Tuesday, April 07, 2020

Dairies Are Dumping Millions of Gallons of Milk While Stores Are Rationing It Due to the Coronavirus. What’s Going On?

Frustrated shoppers have reason to cry over spilled milk.
Dairy farmers are dumping millions of gallons of the stuff. Meanwhile, some dairy products are sold out at many grocery stores across the country, due to intense demand for basic household goods amid the coronavirus crisis.
USA Today reports on one farm in Wisconsin:
“About 7 o’clock Tuesday night, Golden E Dairy got the call that any dairy farmer would dread. They were being asked to dump 25,000 gallons of fresh milk a day because there was no place for it to go as the marketplace for dairy products has been gutted by the closure of restaurants, schools, hotels and food service businesses.
An hour later, the family-run farm near West Bend, Wisconsin, opened the spigot and started flushing its milk into a wastewater lagoon — 220,000 pounds a day through next Monday.”
No place to go? What about empty dairy aisles? Aren't those better destinations than drainage pits?
According to analysts, it is tricky to switch from dead markets to a surging one. As Gizmodo explains:
“...although consumer demand for milk in grocery stores is booming, it isn’t easy for suppliers who normally make bulk products for restaurants to suddenly make the transition and make items for consumers. For example, it would cost millions of dollars simply to install the new equipment required to switch from making barrel cheese, used in restaurants, to making cheese wedges, used by grocers, per Reuters.”
And the coronavirus crisis has made the shift especially challenging, as Yahoo Finance points out:
“Mass closures of restaurants and schools have forced a sudden shift from those wholesale food-service markets to retail grocery stores, creating logistical and packaging nightmares for plants processing milk, butter and cheese. Trucking companies that haul dairy products are scrambling to get enough drivers as some who fear the virus have stopped working.
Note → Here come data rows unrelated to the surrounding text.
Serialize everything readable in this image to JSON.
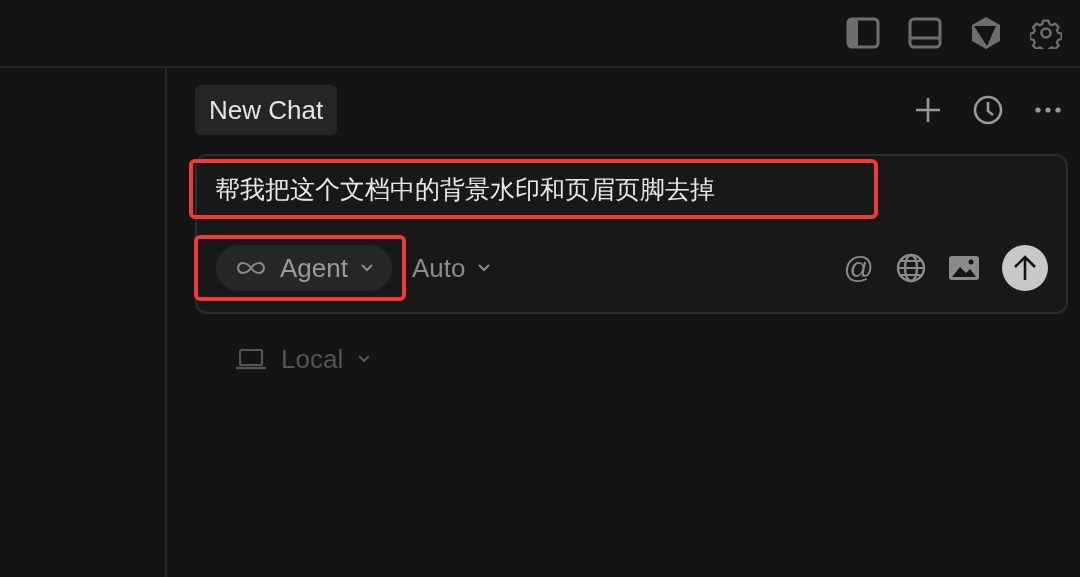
{
  "tabs": [
    {
      "label": "New Chat",
      "selected": true
    }
  ],
  "composer": {
    "message": {
      "text": "帮我把这个文档中的背景水印和页眉页脚去掉",
      "highlighted": true
    },
    "mode": {
      "label": "Agent",
      "highlighted": true
    },
    "model": {
      "label": "Auto"
    },
    "mention": "@"
  },
  "environment": {
    "label": "Local"
  }
}
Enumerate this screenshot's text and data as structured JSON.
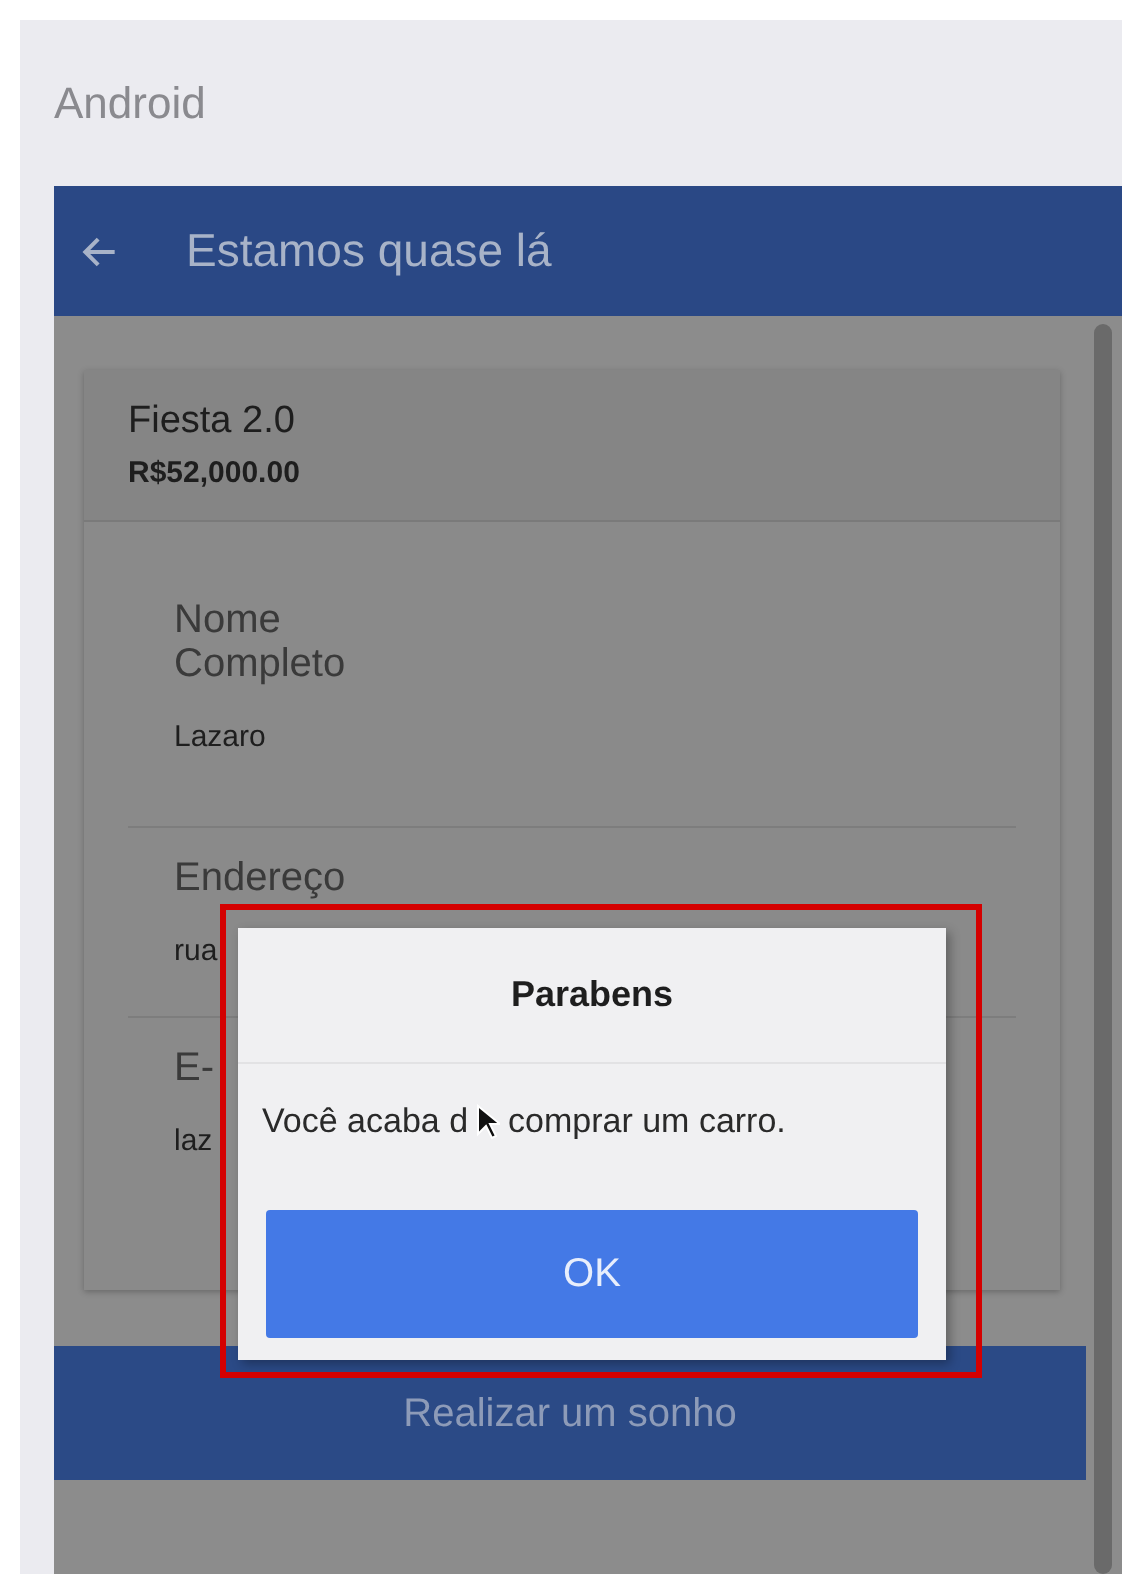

And sales to major dairy export markets have dried up as the food-service sector largely shuts down globally.”
Another issue is that it is illegal to sell unpasteurized milk in many states, Wisconsin included, so if dairy processors aren’t buying it from farmers, it goes to waste.
And farmers have narrow time windows to solve all these problems, because milk is so perishable.
It all adds up to a glut of milk at the dairy even while there are shortages at the stores.